I am in the middle of what feels like a giant paradox of parenthood. I feel pushed and pulled in a hundred directions as a mom. I have kids in varying stages who need me in different ways, and I don't always know how to be the right mom for each person. The biggest weight recently has been the disconnect I feel from my baby.
He will be 21 months next week and he knows four words. Four. Ma, Da, Yeah, No. He doesn't always say them consistently. There is so much grunting and screaming and crying, and it's become a major source of frustration for both of us. This week he's decided to start throwing everything in the toilet, and I feel like I'm losing my mind. He got ear tubes almost a month ago, and while I realize there were probably hearing issues factoring into his speech that the tubes will help with, I want a quick fix. A month feels like long enough for him to start talking, right? (obviously, I know it doesn't, but oh how I wish it did)

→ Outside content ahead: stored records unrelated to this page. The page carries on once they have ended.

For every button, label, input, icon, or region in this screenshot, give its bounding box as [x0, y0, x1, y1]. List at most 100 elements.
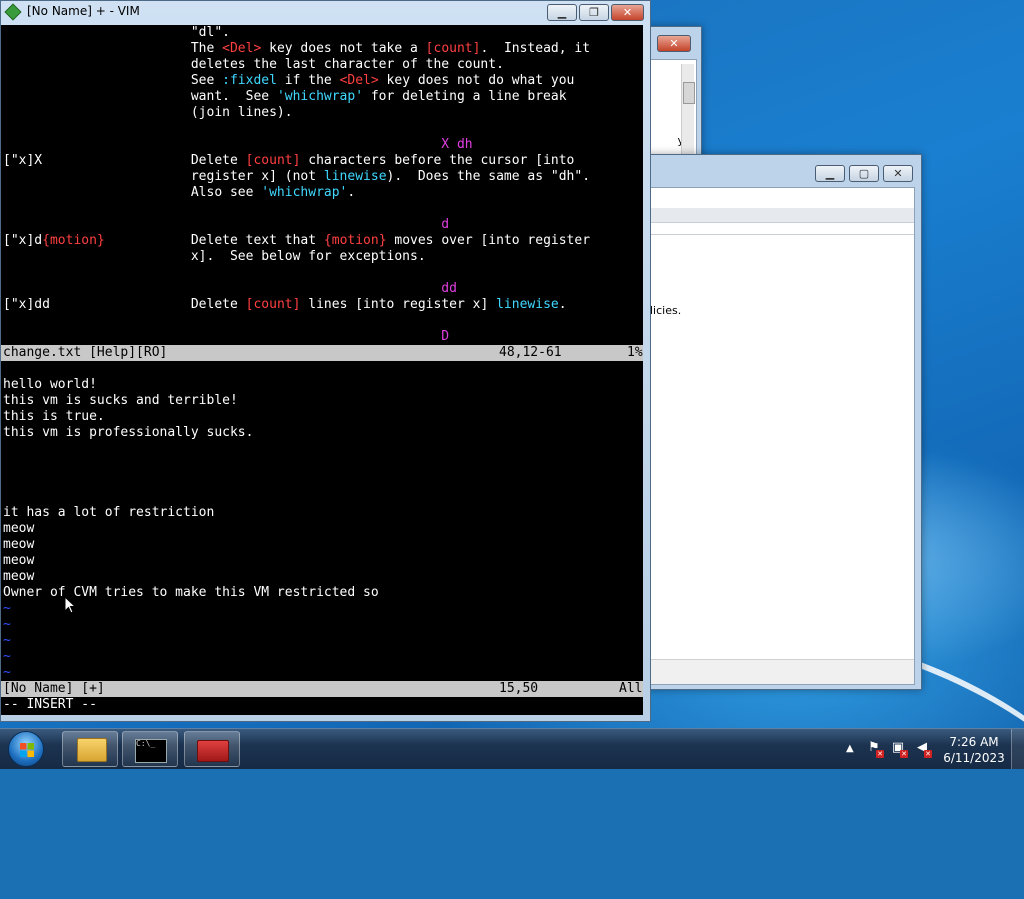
help-text-line: dd	[3, 281, 457, 297]
buffer-status-line: [No Name] [+] 15,50 All	[1, 681, 643, 697]
window-title: [No Name] + - VIM	[27, 4, 140, 18]
help-text-segment: x]. See below for exceptions.	[3, 249, 426, 264]
help-scroll-percent: 1%	[627, 345, 643, 360]
taskbar-toolbox-button[interactable]	[184, 731, 240, 767]
help-text-segment: 'whichwrap'	[261, 185, 348, 200]
buffer-text-line: meow	[3, 521, 35, 536]
help-text-segment: [count]	[425, 41, 481, 56]
help-text-line: See :fixdel if the <Del> key does not do…	[3, 73, 575, 89]
buffer-text-line: this is true.	[3, 409, 105, 424]
vim-editor-area[interactable]: "dl". The <Del> key does not take a [cou…	[1, 25, 643, 715]
buffer-text-line: hello world!	[3, 377, 97, 392]
close-button[interactable]: ✕	[657, 35, 691, 52]
help-text-segment: ["x]d	[3, 233, 43, 248]
help-text-segment: X dh	[3, 137, 473, 152]
empty-line-tilde: ~	[3, 649, 11, 664]
buffer-file-name: [No Name] [+]	[3, 681, 105, 696]
help-text-segment: Also see	[3, 185, 262, 200]
help-text-line: register x] (not linewise). Does the sam…	[3, 169, 590, 185]
taskbar-explorer-button[interactable]	[62, 731, 118, 767]
action-center-flag-icon[interactable]: ⚑ ✕	[866, 740, 884, 758]
help-text-segment: lines [into register x]	[300, 297, 497, 312]
help-text-segment: want. See	[3, 89, 277, 104]
help-text-line: Also see 'whichwrap'.	[3, 185, 355, 201]
help-text-segment: (join lines).	[3, 105, 293, 120]
help-text-segment: linewise	[323, 169, 387, 184]
vim-logo-icon	[4, 3, 22, 21]
buffer-text-line: meow	[3, 537, 35, 552]
help-text-segment: <Del>	[222, 41, 262, 56]
help-text-segment: deletes the last character of the count.	[3, 57, 504, 72]
window-client-area: licies.	[649, 187, 915, 685]
help-text-segment: key does not do what you	[378, 73, 575, 88]
help-text-segment: <Del>	[339, 73, 379, 88]
network-icon[interactable]: ▣ ✕	[890, 740, 908, 758]
help-text-segment: d	[3, 217, 450, 232]
help-text-segment: :fixdel	[222, 73, 277, 88]
help-text-segment: key does not take a	[261, 41, 426, 56]
help-text-line: ["x]dd Delete [count] lines [into regist…	[3, 297, 567, 313]
minimize-button[interactable]: ▁	[815, 165, 845, 182]
toolbar-band	[650, 208, 914, 223]
toolbox-icon	[197, 740, 229, 762]
clock-date: 6/11/2023	[943, 751, 1005, 765]
cmd-icon-label: C:\_	[136, 739, 156, 748]
close-button[interactable]: ✕	[883, 165, 913, 182]
empty-line-tilde: ~	[3, 665, 11, 680]
help-text-segment: Delete text that	[104, 233, 324, 248]
cmd-icon: C:\_	[135, 739, 167, 763]
buffer-text-line: this vm is sucks and terrible!	[3, 393, 238, 408]
window-client-area: yst	[649, 59, 697, 169]
vim-window[interactable]: [No Name] + - VIM ▁ ❐ ✕ "dl". The <Del> …	[0, 0, 651, 722]
empty-line-tilde: ~	[3, 617, 11, 632]
start-button[interactable]	[8, 731, 44, 767]
help-text-line: D	[3, 329, 449, 345]
clock-time: 7:26 AM	[949, 735, 999, 749]
help-text-line: X dh	[3, 137, 473, 153]
system-clock[interactable]: 7:26 AM 6/11/2023	[936, 734, 1012, 766]
help-text-line: The <Del> key does not take a [count]. I…	[3, 41, 590, 57]
help-text-segment: "dl".	[3, 25, 230, 40]
taskbar: C:\_ ▲ ⚑ ✕ ▣ ✕ ◀ ✕ 7:26 AM 6/11/2023	[0, 728, 1024, 769]
help-text-line: deletes the last character of the count.	[3, 57, 504, 73]
help-text-line: (join lines).	[3, 105, 293, 121]
show-desktop-button[interactable]	[1011, 729, 1024, 769]
help-text-line: ["x]d{motion} Delete text that {motion} …	[3, 233, 590, 249]
help-text-segment: register x] (not	[3, 169, 324, 184]
taskbar-cmd-button[interactable]: C:\_	[122, 731, 178, 767]
help-text-segment: .	[347, 185, 356, 200]
help-cursor-position: 48,12-61	[499, 345, 562, 360]
maximize-button[interactable]: ▢	[849, 165, 879, 182]
show-hidden-icons-button[interactable]: ▲	[846, 743, 854, 754]
help-file-name: change.txt [Help][RO]	[3, 345, 168, 360]
column-header	[650, 224, 914, 235]
scrollbar-thumb[interactable]	[683, 82, 695, 104]
help-text-segment: ). Does the same as "dh".	[386, 169, 591, 184]
buffer-text-line: meow	[3, 569, 35, 584]
help-text-segment: ["x]dd Delete	[3, 297, 246, 312]
background-window-b[interactable]: ▁ ▢ ✕ licies.	[642, 154, 922, 690]
vertical-scrollbar[interactable]	[681, 64, 695, 164]
volume-muted-icon[interactable]: ◀ ✕	[914, 740, 932, 758]
buffer-text-line: it has a lot of restriction	[3, 505, 215, 520]
help-text-segment: linewise	[496, 297, 559, 312]
folder-icon	[77, 738, 107, 762]
close-button[interactable]: ✕	[611, 4, 644, 21]
help-text-segment: moves over [into register	[386, 233, 591, 248]
help-text-segment: dd	[3, 281, 457, 296]
help-text-segment: [count]	[245, 297, 301, 312]
empty-line-tilde: ~	[3, 633, 11, 648]
help-text-line: d	[3, 217, 449, 233]
background-window-a[interactable]: ✕ yst	[642, 26, 702, 169]
maximize-button[interactable]: ❐	[579, 4, 609, 21]
help-text-line: want. See 'whichwrap' for deleting a lin…	[3, 89, 567, 105]
help-text-segment: if the	[276, 73, 340, 88]
partial-text: licies.	[650, 304, 682, 317]
windows-logo-icon	[20, 743, 34, 757]
help-text-segment: [count]	[245, 153, 301, 168]
buffer-text-line: meow	[3, 553, 35, 568]
minimize-button[interactable]: ▁	[547, 4, 577, 21]
help-text-segment: ["x]X Delete	[3, 153, 246, 168]
mode-indicator: -- INSERT --	[3, 697, 97, 712]
help-text-segment: characters before the cursor [into	[300, 153, 575, 168]
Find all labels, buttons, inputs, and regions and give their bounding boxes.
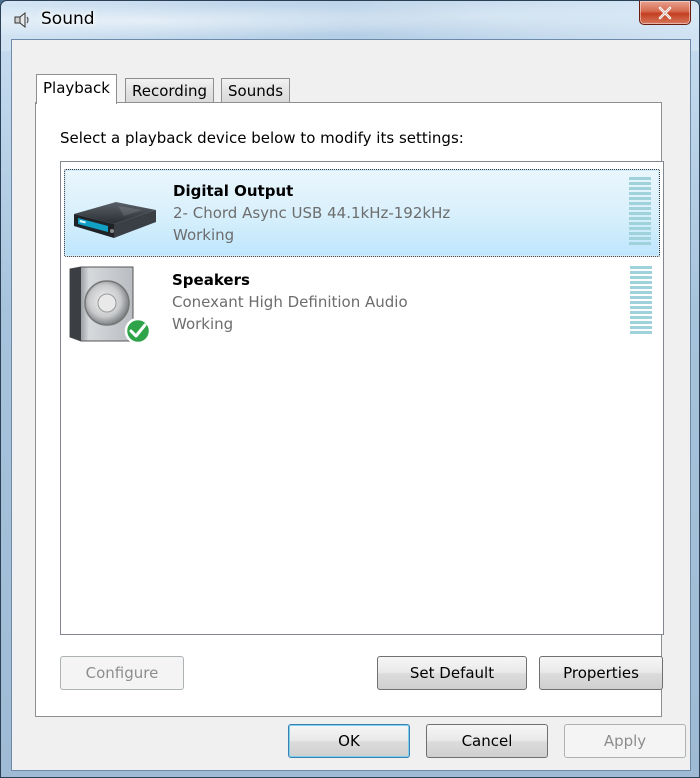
tab-playback[interactable]: Playback bbox=[36, 74, 117, 104]
device-name: Speakers bbox=[172, 271, 250, 289]
level-meter bbox=[630, 266, 652, 338]
sound-dialog-window: Sound Playback Recording Sounds Select a… bbox=[0, 0, 700, 778]
device-list[interactable]: Digital Output 2- Chord Async USB 44.1kH… bbox=[60, 161, 664, 635]
ok-button[interactable]: OK bbox=[288, 724, 410, 758]
tab-recording[interactable]: Recording bbox=[125, 78, 215, 103]
device-description: Conexant High Definition Audio bbox=[172, 293, 408, 311]
device-item-speakers[interactable]: Speakers Conexant High Definition Audio … bbox=[64, 259, 660, 347]
speaker-icon bbox=[69, 266, 152, 345]
playback-panel: Select a playback device below to modify… bbox=[35, 102, 664, 717]
tab-sounds[interactable]: Sounds bbox=[221, 78, 291, 103]
level-meter bbox=[629, 177, 651, 249]
device-description: 2- Chord Async USB 44.1kHz-192kHz bbox=[173, 204, 451, 222]
close-button[interactable] bbox=[639, 1, 691, 25]
device-status: Working bbox=[173, 226, 235, 244]
dialog-client-area: Playback Recording Sounds Select a playb… bbox=[11, 39, 691, 771]
window-title: Sound bbox=[41, 9, 95, 29]
device-name: Digital Output bbox=[173, 182, 294, 200]
instruction-text: Select a playback device below to modify… bbox=[60, 129, 464, 147]
device-item-digital-output[interactable]: Digital Output 2- Chord Async USB 44.1kH… bbox=[64, 169, 660, 257]
digital-output-icon bbox=[74, 202, 156, 238]
device-status: Working bbox=[172, 315, 234, 333]
speaker-volume-icon bbox=[14, 11, 29, 29]
title-bar[interactable]: Sound bbox=[1, 1, 699, 37]
apply-button[interactable]: Apply bbox=[564, 724, 686, 758]
cancel-button[interactable]: Cancel bbox=[426, 724, 548, 758]
set-default-button[interactable]: Set Default bbox=[377, 656, 527, 690]
properties-button[interactable]: Properties bbox=[539, 656, 663, 690]
configure-button[interactable]: Configure bbox=[60, 656, 184, 690]
close-icon bbox=[658, 6, 672, 19]
default-check-icon bbox=[124, 317, 152, 345]
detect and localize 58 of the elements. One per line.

My time as a mom has taught me that families can only move as quickly as the slowest member. While the pace of life is getting faster with some of my kids, I feel mired down by a one year old. Although he feels like a whirling dervish and it seems like he's moving quickly, he's really not. I have always been the mom to relish slow days with my kids, but I think it's the push and pull that makes me kind of resent them instead. We have very few slow days home together. I'm busy taking Charlie back and forth to tutoring, taking Nellie to dance, driving preschool carpool, trying to fit in visits to my dad, doctor/dentist/ortho appointments for 7 people, phone calls, errands for groceries and school projects and a million other things, oh yeah, and clean the house and cook and do dishes and laundry with a tornado following along behind me. If we have a slow day at home, it's usually because I'm letting go of one of the many things listed above that I should be doing. Slow days often don't come without guilt. Writing this makes me realize he could definitely use more slow days at home, but I'm not sure how to work those in.
Coupled with all of the feelings of frustration is a weight of sadness. Wes is very likely our last baby, but I feel like I'm wishing away my days with him. The frustration has crowded out the joy, and I feel like the moments I enjoy him are few and fleeting. He cuddled with me for a minute, a rare treat, before his nap today. I watched his eyes fighting to stay open as we rocked. I let it soak in. I know the times I have left in this stage of motherhood are coming to a close. Thinking about it shatters me because I love having babies. I have loved having a family. I love watching my kids grow and learn. I love seeing their successes and helping them through the hard parts. I can't imagine doing anything else right now.
And so, the paradox. My emotions are at opposite ends of the spectrum, with love and gratitude and guilt and sadness and frustration all taking turns at center stage. I know (at least I hope, but I think on number five I can say I know) that a few months from now I'll come back and read this and things will have changed. Things come to pass, not to stay.